ロンは「あー」とか「えー」とか頭をかきながらいくつか言葉になっていない声を出した後、決心したように口を開いた。



「この前の事件のことと何か関係があるのかなと思って……そう、例えば――マルフォイが何か言ってる……とか?」



口ごもりながら言うロンにユイは首をかしげる。

様子を見ていたハーマイオニーが「じれったいわね」と言ってロンを押しのけた。

いつの間にかハリーもいる。



「気を悪くしないでほしいのだけど……あいつが、秘密の部屋をあけたのは自分だって言ってるのを聞かなかった?」

『それ、私が“ドラコじゃない”って言ったら信じてくれる?』

「それは……」



3人は顔を見合わせた。

あわよくばユイが話してくれればいいなとダメもとで聞きにきたのだが、否定されたところではいそうですかと納得するはずもない。
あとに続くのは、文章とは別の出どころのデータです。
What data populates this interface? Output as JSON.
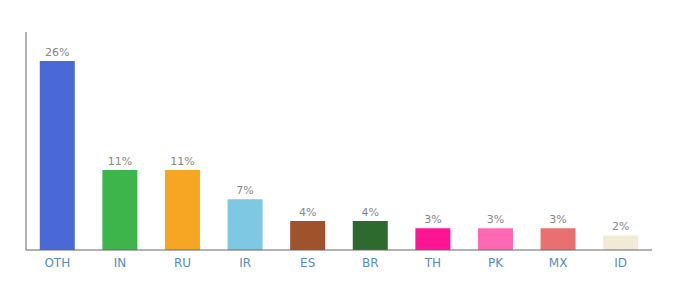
{
  "chart_data": {
    "type": "bar",
    "categories": [
      "OTH",
      "IN",
      "RU",
      "IR",
      "ES",
      "BR",
      "TH",
      "PK",
      "MX",
      "ID"
    ],
    "values": [
      26,
      11,
      11,
      7,
      4,
      4,
      3,
      3,
      3,
      2
    ],
    "colors": [
      "#4a69d4",
      "#3db54a",
      "#f5a623",
      "#7ec8e3",
      "#a0522d",
      "#2d6a2d",
      "#ff1493",
      "#ff69b4",
      "#e87070",
      "#f0ead6"
    ],
    "ylim": [
      0,
      30
    ],
    "data_labels": true,
    "value_labels": [
      "26%",
      "11%",
      "11%",
      "7%",
      "4%",
      "4%",
      "3%",
      "3%",
      "3%",
      "2%"
    ],
    "tick_labels": "x",
    "grid": false
  }
}
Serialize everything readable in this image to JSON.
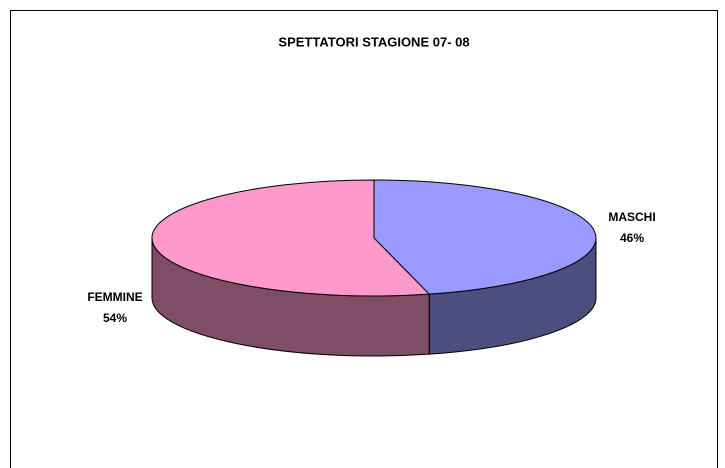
{
  "chart_data": {
    "type": "pie",
    "title": "SPETTATORI STAGIONE 07- 08",
    "categories": [
      "MASCHI",
      "FEMMINE"
    ],
    "values": [
      46,
      54
    ],
    "value_labels": [
      "46%",
      "54%"
    ],
    "colors": [
      "#9999ff",
      "#ff99cc"
    ]
  }
}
だからこうしてポリジュース薬の作成も同時進行しているのだ。



『自分達が納得いくまで、納得のいく方法で調べたほうがいいと思うわ』



ハリー達の心を見透かしたかのように笑顔で言うユイに3人は返す言葉がなくなる。



「あー、えーと……そうだね、そうするよ」

「ロン、もう行かなきゃ」

「あ、うん。ユイ、またね」



図書館にドラコが入ってきたのを見て、あわてて3人は本を隠して出て行った。







「あいつらと何を話してたんだ?」



3人が去った方向を見ながら、顔をしかめて嫌そうな表情でドラコが尋ねる。



『秘密の部屋(をドラコがあけたかどうか)について知りたがってたから、自分達で調べたらって言ってただけよ』

「ふぅん」

『ドラコこそどうしたの?1人で図書館に来るなんて珍しいわね』

「……」

「あんたが寮に戻ってこないからわざわざ探しにきてあげたのよ!明日はクィディッチの試合――ドラコの初試合なのよ!?みんな宿題を早く片付けたがってるってのに、何してるのよ」



どうやら1人ではなかったようだ。

ドラコは何か言いたそうだったが、横からパンジーに口を挟まれて黙った。



『え、宿題?……私、ロックハートについての詩なんて書けないわよ』

「……それはもう完成しているから大丈夫だ」

「誰もあんたにそんなの期待してないわ」



いいから早くしてとパンジーに手を引かれ、ユイはスリザリンの寮へ強制的に戻された。

談話室の机の上にはロックハートを賛辞する詩がたくさん並べられていた。

ミリセントがたくさん書いたらしい。


(恋する乙女の妄想力はすごいわね……)


ユイは苦笑いをして、どれでも好きなのをどうぞとばかりに大量に置かれた詩のひとつを拾い上げ、代わりに魔法薬のレポートに使える文献を何冊か机の上に広げた。



『さあ、ちゃっちゃと片付けるわよ』

「遅れてきたお前が言うな」

「文献じゃなくてレポート見せろよ」

『あ、ちょっと!』



ユイのレポートを丸写ししようとするクラッブから羊皮紙を取り上げたり、うたた寝を始めるゴイルをたたき起こしたり、お菓子に手を伸ばす2人を注意したりとユイは対応に追われ、結局ドラコが何を言いかけたのかは分からずじまいだった。